Mangel wegen Manipulations-Software
Der Fall: In dem Rechtsstreit hatte der Käufer eines VW Tiguan 2.0 TDI der ersten Generation gegen seinen Händler geklagt. Die Abgas-Software war so manipuliert, dass der Stickoxid-Grenzwert nur im Prüfverfahren eingehalten wurde, aber nicht im normalen Straßenbetrieb. Der Käufer verlangte ein Neufahrzeug mit identischer Ausstattung, der Händler lehnte dies ab, weil das neue Modell technisch anders sei.
Der Hinweisbeschluss: Zum ersten Mal hat das oberste Zivilgericht die Softwaremanipulation juristisch als Sachmangel eingestuft. Denn es bestehe dadurch die Gefahr, dass ein solches Auto von den Behörden aus dem Verkehr gezogen wird. Der Käufer hat also Gewährleistungsrechte gegenüber dem Händler: Er kann vom Verkauf zurücktreten, einen Preisnachlass, Nachbesserung oder Nachlieferung eines fehlerfreien Fahrzeugs verlangen. 
Der Händler habe mit dem Vertrag auch eine Beschaffungspflicht übernommen, sagen die Richter. Für seine Interessenlage seien die Kosten maßgeblich, nicht ob das gleiche Modell noch verfügbar sei. Damit muss der Händler – gegen Rückgabe des alten Diesel – das Nachfolgemodell liefern.
Gerichte haben nun eine Marschrichtung für alle Diesel
"Die Hinweise dürften eine generelle Marschrichtung im Umgang mit vom Dieselskandal betroffenen Fahrzeugen darstellen", erklärt die Rechtsanwaltskanzlei Aslanidis, Kress und Häcker-Hollmann, "unserer Erfahrung nach werden sich die Landes- und Oberlandesgerichte nach den Hinweisen des obersten Gerichtes richten."
Bisher war die Rechtsprechung dazu nicht einheitlich. Der BGH-Beschluss hat die Diskussion jetzt weitgehend beendet. Laut Auskunft von Volkswagen sind derzeit etwa 50.000 Klagen allein gegen die Wolfsburger anhängig. Auch andere Autohersteller müssen sich wegen Abgas-Manipulationen vor den Gerichten verantworten.

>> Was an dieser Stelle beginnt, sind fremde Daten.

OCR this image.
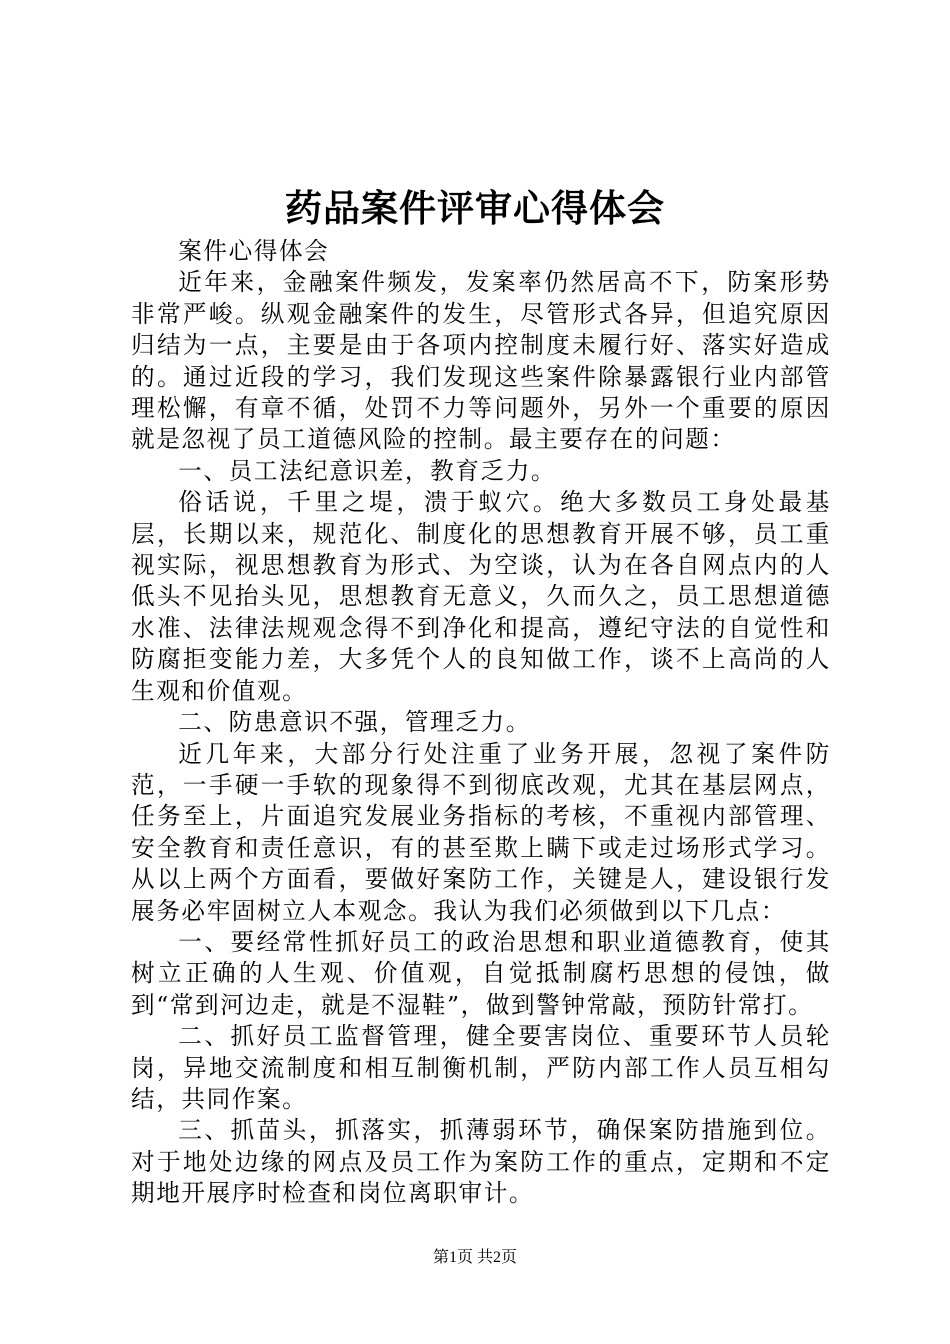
药品案件评审心得体会

案件心得体会

近年来，金融案件频发，发案率仍然居高不下，防案形势非常严峻。纵观金融案件的发生，尽管形式各异，但追究原因归结为一点，主要是由于各项内控制度未履行好、落实好造成的。通过近段的学习，我们发现这些案件除暴露银行业内部管理松懈，有章不循，处罚不力等问题外，另外一个重要的原因就是忽视了员工道德风险的控制。最主要存在的问题：

一、员工法纪意识差，教育乏力。

俗话说，千里之堤，溃于蚁穴。绝大多数员工身处最基层，长期以来，规范化、制度化的思想教育开展不够，员工重视实际，视思想教育为形式、为空谈，认为在各自网点内的人低头不见抬头见，思想教育无意义，久而久之，员工思想道德水准、法律法规观念得不到净化和提高，遵纪守法的自觉性和防腐拒变能力差，大多凭个人的良知做工作，谈不上高尚的人生观和价值观。

二、防患意识不强，管理乏力。

近几年来，大部分行处注重了业务开展，忽视了案件防范，一手硬一手软的现象得不到彻底改观，尤其在基层网点，任务至上，片面追究发展业务指标的考核，不重视内部管理、安全教育和责任意识，有的甚至欺上瞒下或走过场形式学习。从以上两个方面看，要做好案防工作，关键是人，建设银行发展务必牢固树立人本观念。我认为我们必须做到以下几点：

一、要经常性抓好员工的政治思想和职业道德教育，使其树立正确的人生观、价值观，自觉抵制腐朽思想的侵蚀，做到“常到河边走，就是不湿鞋”，做到警钟常敲，预防针常打。

二、抓好员工监督管理，健全要害岗位、重要环节人员轮岗，异地交流制度和相互制衡机制，严防内部工作人员互相勾结，共同作案。

三、抓苗头，抓落实，抓薄弱环节，确保案防措施到位。对于地处边缘的网点及员工作为案防工作的重点，定期和不定期地开展序时检查和岗位离职审计。

第1页 共2页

Alle Fragen sind aber noch nicht beantwortet. Welche Rolle Software-Updates oder Hardware-Nachrüstungen spielen, ist noch ungeklärt. Und die Masse der Klagen richtet sich nicht – wie hier – gegen die Autohändler, sondern gegen die Hersteller. Für eine Haftung kommt es dort nicht auf den "Mangel" an, sondern auf eine "vorsätzliche sittenwidrige Schädigung". Aber auch dies ist keine aussichtlose Sache für die Käufer: Das OLG Köln zum Beispiel hat einem VW-Kunden im Januar Schadensersatz wegen der Schummel-Software zugesprochen.
Dieselklagen häufen sich
Vor dem OLG Braunschweig, in dessen Bezirk der VW-Konzern seinen Firmensitz hat, läuft eine Musterfeststellungsklage des Bundesverbands Verbraucherzentrale mit über 400.000 Beteiligten. Vorstand Klaus Müller sieht in dem BGH-Beschluss eine Signalwirkung auch für die Musterfeststellungsklage, weil "nun klar sei, dass auch nach höchstrichterlicher Auffassung die Verwendung der Abschalteinrichtung nicht hinzunehmen ist."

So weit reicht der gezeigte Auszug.